Today he runs a private law practice. Along a narrow, tree-lined street in central Tehran, a bronze plaque with the words “The Protectors” marks his office.

“We defend and protect victims whom the law does not protect,” he said recently, sitting at his desk there. The walls are decorated with artwork by death-row clients including Ms. Darabi, the woman executed earlier this month. One of her oil paintings hangs above a fireplace, depicting an old man with a violin.

Mr. Mostafaei’s reputation grew after he won a case five years ago involving a teenage girl, Nazanin Fatehi, who faced execution for stabbing and killing a man who she said was trying to rape her. Nazanin was 15 years old at the time of the stabbing.

After Mr. Mostafaei won her release, parents of other death-row children sought him out. He is both attorney and therapist, of sorts. During a recent interview, his phone rang — it was the mother of a client. “It’s OK. Don’t cry,” he says. “You have to be strong.” He tells her he saw her son that morning.

Mr. Mostafaei grew up in a poor family with five siblings and a father who forced the children to take jobs. In elementary school, he said, he worked at a brick factory.

“I’m mostly seeking justice for children because I suffered so much as a child,” he said.

As a young man, he took Iran’s national university entrance exam, and ranked in the top 50. He ended up at the prestigious Tehran University Law School.

His budding law career coincided with Iran’s reform years, a period starting in late 1997 when politicians moved away from the strict ideology rooted in Ayatollah Khomeini’s 1970s Islamic revolution.

The clampdown began more recently. In March 2007, Rahi, the NGO where Mr. Mostafaei volunteered, was shuttered by Iran’s Revolutionary Court, which deals with national-security matters. Rahi’s founder, lawyer Shadi Sadr, was put in solitary confinement for two weeks and charged with conspiring to overthrow the Iranian leadership with foreign funds via a “velvet revolution.” Ms. Sadr is awaiting trial on bail.

Other NGOs also say they have come under pressure. The president of Mahak, a widely known Iranian NGO that helps children with cancer, said security forces last year conducted an unannounced audit of its financial records.

“These are the darkest days for NGOs,” said Zahra Eshraghi, who runs a women’s organization that she says was instructed several years ago to avoid advocacy work by the Interior Ministry. Ms. Eshraghi is also the granddaughter of Ayatollah Khomeini.

As for Mr. Mostafaei, he is responding to the pressure with unconventional means of advocacy. He recruited Iranian movie stars to campaign for his cause, although in November the judiciary subpoenaed the stars and warned them to stay away from publicly campaigning against juvenile executions.

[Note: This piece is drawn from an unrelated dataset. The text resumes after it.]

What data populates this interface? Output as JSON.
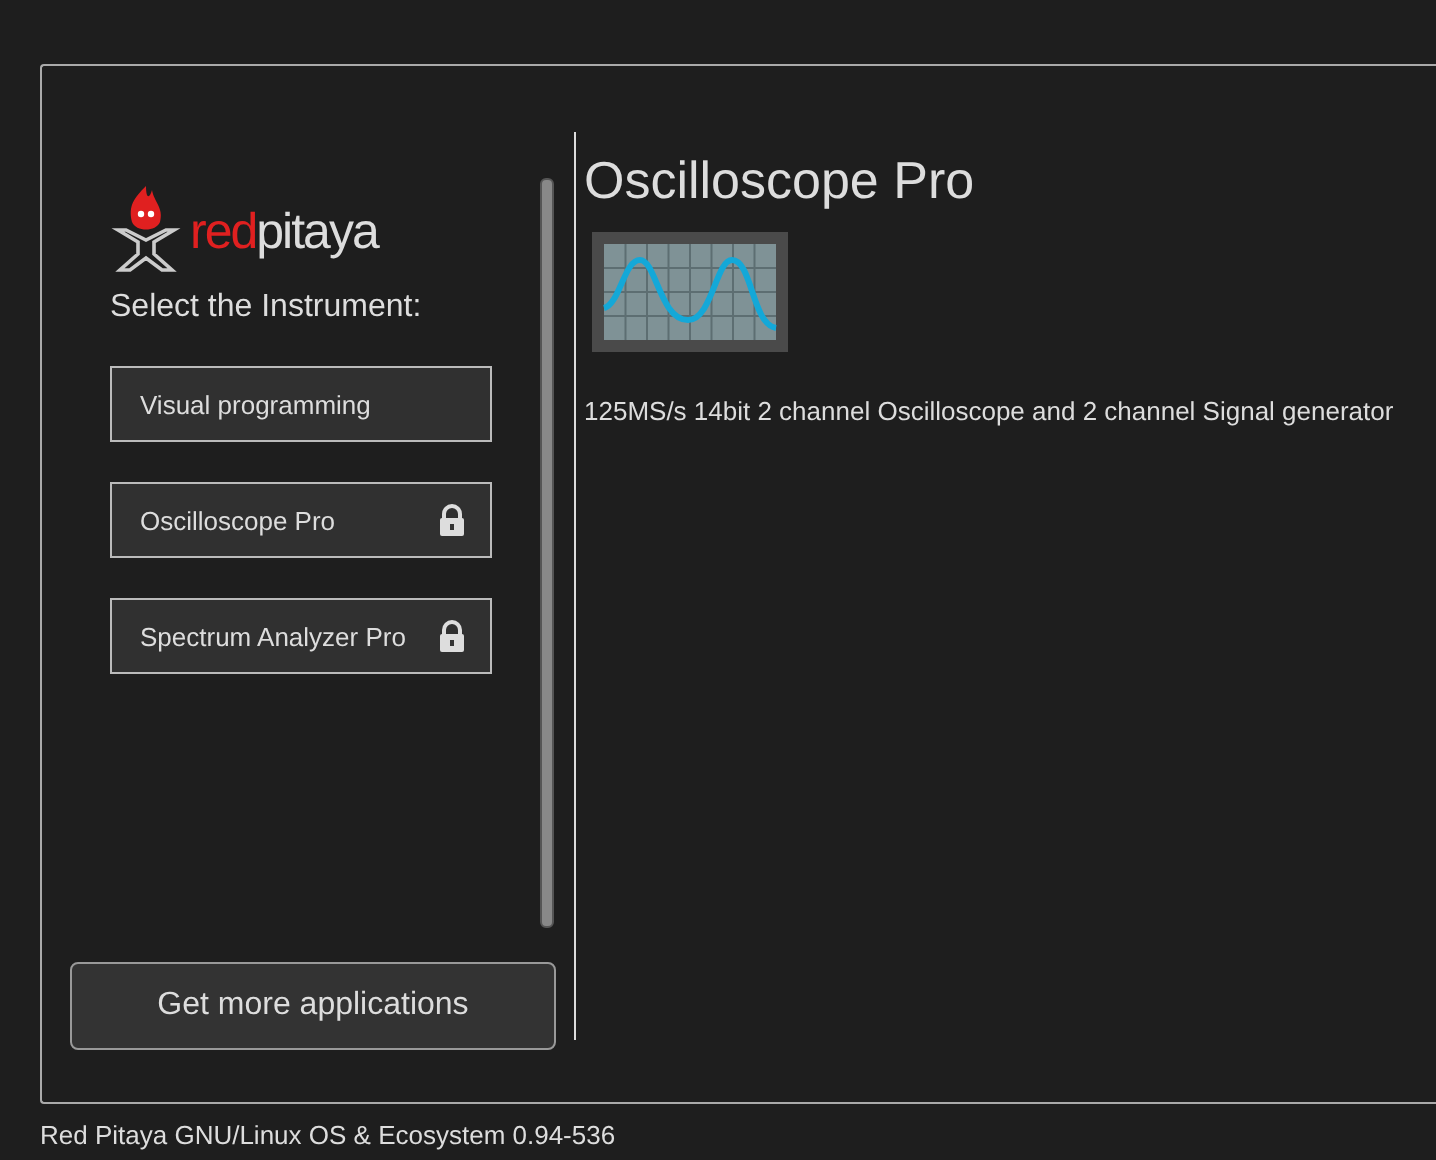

He also runs a blog that tracks human-rights cases. And this past summer, Mr. Mostafaei made a documentary about juveniles on death row. The film opens with the voice of Behnam Zareh, a former client of his, who was convicted of murder at age 15 after killing another boy in a fight over a bird.

“I want to stay alive. Please, please I want to stay alive,” the young man says. The recording is his final phone conversation with Mr. Mostafaei before being hanged last August.